Только к утру в путаном сне забылась Апрасинья. Утром она дождалась, когда проснется в своей комнате Лукерья. Вошла к ней, тихо поздоровалась. Лукерья встретила ее приветливо, с улыбкой на умытом лице.
— Я все хочу спросить тебя, Лукерья, не отдаете вы свою девку замуж? — спросила она спокойно, будто просто так, мимоходом.
— Акулину? А не рано ли? — удивилась Лукерья, расчесывая гребнем густые волосы.
— Что ты, милая женщина, самая пора, — горячо принялась убеждать Апрасинья, но сдержалась вовремя. — Самая что ни на есть пора, — прогудела густым голосом. — Совсем она готова яичко положить и на гнездо сесть.
— Да я не знаю, — неясно, сумеречно улыбнулась Лукерья. — Все хозяйство Федора и Манюня ведут. Акулина вся целиком в ихних руках. Они ей приданое готовят и по хозяйству, письму-грамоте обучают… Я ведь только шить учу. А у тебя жених, что ли, есть? — в Лукерье затеплел интерес, и она будто оживилась. — Красивый жених? — тоненько засмеялась Лукерья, но отрешенно, как о далеком, постороннем. И в смехе том тихо скользнула тоска о несбыточном, простом бабьем счастье, что не состоялось. Но почему — никто не знает.

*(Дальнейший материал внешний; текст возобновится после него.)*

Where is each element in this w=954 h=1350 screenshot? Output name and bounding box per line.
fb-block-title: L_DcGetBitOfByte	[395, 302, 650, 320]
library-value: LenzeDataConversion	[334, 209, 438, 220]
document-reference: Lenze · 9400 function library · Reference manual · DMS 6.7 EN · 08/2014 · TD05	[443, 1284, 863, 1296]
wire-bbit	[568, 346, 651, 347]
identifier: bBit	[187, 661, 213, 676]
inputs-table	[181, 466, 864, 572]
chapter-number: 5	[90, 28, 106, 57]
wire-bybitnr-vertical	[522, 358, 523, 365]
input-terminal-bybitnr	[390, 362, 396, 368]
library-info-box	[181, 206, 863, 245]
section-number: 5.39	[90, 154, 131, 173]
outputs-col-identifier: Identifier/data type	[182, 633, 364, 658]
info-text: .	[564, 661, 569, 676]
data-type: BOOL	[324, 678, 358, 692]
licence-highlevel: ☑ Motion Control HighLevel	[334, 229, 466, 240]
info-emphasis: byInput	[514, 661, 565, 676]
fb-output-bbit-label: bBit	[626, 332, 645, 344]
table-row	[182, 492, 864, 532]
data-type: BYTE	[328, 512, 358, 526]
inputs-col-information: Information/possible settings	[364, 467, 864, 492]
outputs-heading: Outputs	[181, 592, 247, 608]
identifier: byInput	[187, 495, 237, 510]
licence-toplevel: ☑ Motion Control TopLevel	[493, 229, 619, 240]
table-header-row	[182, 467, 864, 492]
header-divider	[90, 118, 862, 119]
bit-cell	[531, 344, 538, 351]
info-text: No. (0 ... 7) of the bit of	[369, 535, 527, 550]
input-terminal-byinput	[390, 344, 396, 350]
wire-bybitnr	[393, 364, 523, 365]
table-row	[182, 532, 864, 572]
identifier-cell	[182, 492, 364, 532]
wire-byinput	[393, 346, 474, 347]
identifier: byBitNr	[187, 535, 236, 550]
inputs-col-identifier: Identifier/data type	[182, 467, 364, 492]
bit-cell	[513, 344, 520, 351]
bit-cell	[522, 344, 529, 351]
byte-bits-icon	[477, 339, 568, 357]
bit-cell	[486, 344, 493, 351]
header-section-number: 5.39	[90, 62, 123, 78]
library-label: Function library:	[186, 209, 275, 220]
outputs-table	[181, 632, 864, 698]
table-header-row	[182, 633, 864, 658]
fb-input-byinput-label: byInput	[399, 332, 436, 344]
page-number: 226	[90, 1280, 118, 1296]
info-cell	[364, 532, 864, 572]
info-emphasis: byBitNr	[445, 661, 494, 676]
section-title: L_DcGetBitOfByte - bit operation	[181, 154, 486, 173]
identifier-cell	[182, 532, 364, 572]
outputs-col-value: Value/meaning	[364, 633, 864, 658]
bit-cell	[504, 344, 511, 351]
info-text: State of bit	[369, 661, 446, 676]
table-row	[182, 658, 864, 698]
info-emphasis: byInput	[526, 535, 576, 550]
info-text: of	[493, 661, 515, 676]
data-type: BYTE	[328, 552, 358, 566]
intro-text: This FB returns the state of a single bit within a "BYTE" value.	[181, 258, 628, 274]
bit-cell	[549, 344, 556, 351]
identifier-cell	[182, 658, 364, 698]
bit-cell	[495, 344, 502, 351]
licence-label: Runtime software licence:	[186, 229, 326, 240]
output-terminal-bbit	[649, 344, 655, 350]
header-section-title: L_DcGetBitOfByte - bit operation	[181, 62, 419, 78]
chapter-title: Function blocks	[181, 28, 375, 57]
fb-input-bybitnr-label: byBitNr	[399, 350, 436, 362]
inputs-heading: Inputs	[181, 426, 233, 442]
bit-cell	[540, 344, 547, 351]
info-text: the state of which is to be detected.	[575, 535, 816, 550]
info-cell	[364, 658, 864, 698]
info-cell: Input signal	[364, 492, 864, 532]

— Мне-то он, может, самым красивым глядится, — осторожно начала Апрасинья. — Но скажу тебе, Лукерья, на
— Он сын твой, что ли? — Лукерья подняла на Апрасинью кроткие глаза. — Охотник?
— Да! Фартовый охотник! — с гордостью ответила Апрасинья. — Хороший у меня сын, сильный. И коней любит. В кузне железо бьет, — доверительно сообщила Апрасинья. — А ума наберется. Жизнь его, как весло, короткая.
— И ты зажелала взять ему в жены Акулину? — как-то тихо удивилась Лукерья. — Он же ди-ки-ий! — с затаенным ужасом протянула она. — Ди-кий… Пропах шкурами и зверем. Утащит в свою берлогу, — тетка подняла свои невидящие глаза в набежавшей слезе и простонала: — В берлоге кровь из нее выпьет. Он же тела ее касаться станет, требовать.
— Какой он зверь, когда он сын мой?! — успокаивает ее Апрасинья. — Человеческий он детеныш, гляди, вот она — я, дотронься. Медведица, что ли, я? — Ей стало так одиноко и тоскливо от той вражды, что жила в слабом, кротком существе. — Я приняла тебя за добрую… За чистую я приняла тебя, Лукерья…
— Нет! Не бывать тому, — громко крикнула тетка, лицо ее исказили гадливость, страх и омерзение. Откинулась она от Апрасиньи, а в комнате, в раскрытой двери, возникло опухшее с похмелья, красное и дряблое лицо Манюни.
— Пошто крик? Кака така драка? — рявкнула Манюня и, растрепанная, шлепнулась задом на широкую лавку. — Горим али тлеем?
— Вот она… — вскинула, как пику, свой тоненький пальчик Лукерья.
— Ну, вижу, — колыхнулась Манюня. — Укусила?
— Дикая туземка хочет взять… в снохи Акулину… В вонючее стойло… Во вшивую юрту, в собачник… — завизжала Лукерья так тоненько и пронзительно, что зазвенело в ушах.
— Ну так што? — мотнула нечесаной головой Манюня. — Девке срок пришел, созрела. А то, как морошка, перекиснет… Перекиснет ведь, — хохотнула Манюня и ткнула кулаком в тугой бок Апрасиньи. — Девку с огня надо ломать, как шаньгу, ей-бо!
— Да я по-доброму хочу, — устало и отрешенно ответила Апрасинья. — Сговориться, калым назначить…
— Калым — это перьвое дело! — выдохнула Манюня. — Да и пир закатим хмельной, чтоб земля дрожала.
— Туземка дикая… — тягуче стонала Лукерья. — Вонючая, немытая инородь… Господи… и туда же лезут. Куды конь с копытом, туда и рак с клешней.
— А сама-то кто? — стукнула по столу кулаком Манюня. — Сама-то каких ты кровей? В тебе вогульские, и татарские, и русские кровя. В этой, — она хлопнула ручищей по плечу Апрасинью, — хоть одна, да своя, цельная. Эх-ма! Счас мы с тобой, Апрасинья, белого вина хватанем, не то в голове у меня туман. Счас… Ладно ты придумала.
Манюня ушла в переднюю комнату, загремели лавки, заскрипел стол, грохнул на пол котелок. Вскоре вернулась, прижимая к груди завернутую в платок посудину. Дрожали руки ее, когда цедила белое вино в берестяной ватланчик, наполнила его и с размаху опрокинула в рот — еех-ха! Открыв рот, выдохнула, крякнула, смахнула слезину, набрякшую у глаза.